A key pitch for Straily is his changeup, and he has been happy to share his secrets with his teammates. In particular, Straily recently was approached by teammate Brandon Finnegan for some help.

"It was the exact same problem I went through a couple of years ago back when I was in the minor leagues," Straily told "Once he told me he was having problems cutting it, I just showed him what helped me stop cutting it and it worked for him. It's just how we hold it. We have the same grip; he was just holding it the same way I used to hold it in college.

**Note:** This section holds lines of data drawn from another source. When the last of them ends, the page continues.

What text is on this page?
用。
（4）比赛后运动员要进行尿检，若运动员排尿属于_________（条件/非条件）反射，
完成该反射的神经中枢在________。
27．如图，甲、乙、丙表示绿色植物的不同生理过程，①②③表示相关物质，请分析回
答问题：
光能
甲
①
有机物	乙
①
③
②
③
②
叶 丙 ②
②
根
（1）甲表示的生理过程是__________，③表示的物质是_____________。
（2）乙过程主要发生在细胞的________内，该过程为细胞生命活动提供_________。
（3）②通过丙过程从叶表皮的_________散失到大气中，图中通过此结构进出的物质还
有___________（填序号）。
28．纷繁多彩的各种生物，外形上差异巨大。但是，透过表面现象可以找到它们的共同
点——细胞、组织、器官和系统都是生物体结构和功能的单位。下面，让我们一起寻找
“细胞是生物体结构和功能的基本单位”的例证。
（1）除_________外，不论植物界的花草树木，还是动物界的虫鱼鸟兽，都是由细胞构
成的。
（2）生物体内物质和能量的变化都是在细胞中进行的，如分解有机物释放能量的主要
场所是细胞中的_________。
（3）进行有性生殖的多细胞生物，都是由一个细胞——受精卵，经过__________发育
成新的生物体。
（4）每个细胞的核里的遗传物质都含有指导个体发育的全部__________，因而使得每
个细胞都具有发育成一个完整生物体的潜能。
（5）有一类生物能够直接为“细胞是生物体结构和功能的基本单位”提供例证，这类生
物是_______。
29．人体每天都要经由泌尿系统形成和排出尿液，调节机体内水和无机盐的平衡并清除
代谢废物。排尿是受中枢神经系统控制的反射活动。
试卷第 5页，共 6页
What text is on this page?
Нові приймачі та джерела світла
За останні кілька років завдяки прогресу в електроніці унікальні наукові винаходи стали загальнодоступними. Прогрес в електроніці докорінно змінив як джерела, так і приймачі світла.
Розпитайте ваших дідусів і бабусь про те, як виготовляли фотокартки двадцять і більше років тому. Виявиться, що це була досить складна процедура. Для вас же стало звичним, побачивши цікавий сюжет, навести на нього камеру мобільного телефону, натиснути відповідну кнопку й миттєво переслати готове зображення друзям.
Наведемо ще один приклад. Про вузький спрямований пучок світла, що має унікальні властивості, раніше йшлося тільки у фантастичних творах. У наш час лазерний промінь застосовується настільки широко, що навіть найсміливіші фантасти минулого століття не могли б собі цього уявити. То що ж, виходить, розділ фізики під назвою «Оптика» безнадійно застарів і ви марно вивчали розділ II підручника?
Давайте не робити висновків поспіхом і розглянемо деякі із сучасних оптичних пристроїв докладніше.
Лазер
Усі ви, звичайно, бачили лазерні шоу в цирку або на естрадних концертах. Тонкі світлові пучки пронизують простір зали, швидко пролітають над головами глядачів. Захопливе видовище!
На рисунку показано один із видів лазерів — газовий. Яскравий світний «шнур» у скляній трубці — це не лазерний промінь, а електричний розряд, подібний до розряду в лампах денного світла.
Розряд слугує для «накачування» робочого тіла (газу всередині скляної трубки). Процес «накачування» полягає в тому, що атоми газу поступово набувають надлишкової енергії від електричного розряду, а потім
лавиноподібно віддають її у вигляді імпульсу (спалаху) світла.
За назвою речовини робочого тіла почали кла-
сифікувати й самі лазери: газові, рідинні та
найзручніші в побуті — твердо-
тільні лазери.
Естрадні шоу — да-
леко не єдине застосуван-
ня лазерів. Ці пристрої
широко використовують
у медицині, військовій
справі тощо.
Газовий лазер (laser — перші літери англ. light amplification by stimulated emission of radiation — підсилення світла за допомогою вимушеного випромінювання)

"College balls, the seams allow it to do something different. The seams are smaller and when you throw it the way we threw it back in college, now it's like a cutter, sometimes it's down, sometimes it goes arm-side, there's no control with the movement, which is a good thing, except when nobody can catch it."

The advice paid off when Finnegan struck out a career-high 12 Arizona Diamondback hitters in just six innings last Friday.

Straily may have a few tricks up his sleeve against the Angels, at least, compared to what the Angels are used to seeing when facing him. Straily started seven games against the Angels while pitching for Oakland, but went just 1-3 with a 6.69 ERA.

Matt Shoemaker will start for the Angels with a record (8-13) that won't strike fear into the Reds hitters. But Shoemaker has been far better than his record shows.

Shoemaker has given up two earned runs or fewer in more than half of his starts (13 of 25), but earned the victory in just six of those 13 games.

One of Shoemaker's biggest problems this season has been a lack of run support. The Angels have scored at least four runs in only 11 of Shoemaker's 25 starts. And early runs are even better.

"It's always good to have a lead," Shoemaker told "It's always nice knowing, that's in the back of your mind, 'Hey we've got a two-run lead' or whatever it is. The game plan is to attack the hitters, but then when you have the lead, same thing, attack the hitters, stay aggressive."

With just over a month to play, about the only drama the Angels have is whether or not Mike Trout can win another MVP award. Trout's numbers make him a candidate -- .312 average, 24 homers, 82 RBIs, 97 runs scored and a league-leading .432 on-base percentage.

Surprisingly, though, Angels manager Mike Scioscia generally doesn't believe players from last-place teams deserve to be an MVP.

"Yes," Scioscia said when asked if the MVP should come from a contender. "Unless somebody just separates themselves so much where you go 'my gosh, this guy's 15 more home runs than the next guy, 30 more RBI than the next guy.'

"But I definitely think there needs to be a value on how you've affected a team's performance. I think to be a contender says a lot about what a player brings to a team. ... When you play on a contender your production has more of an impact on that team's success."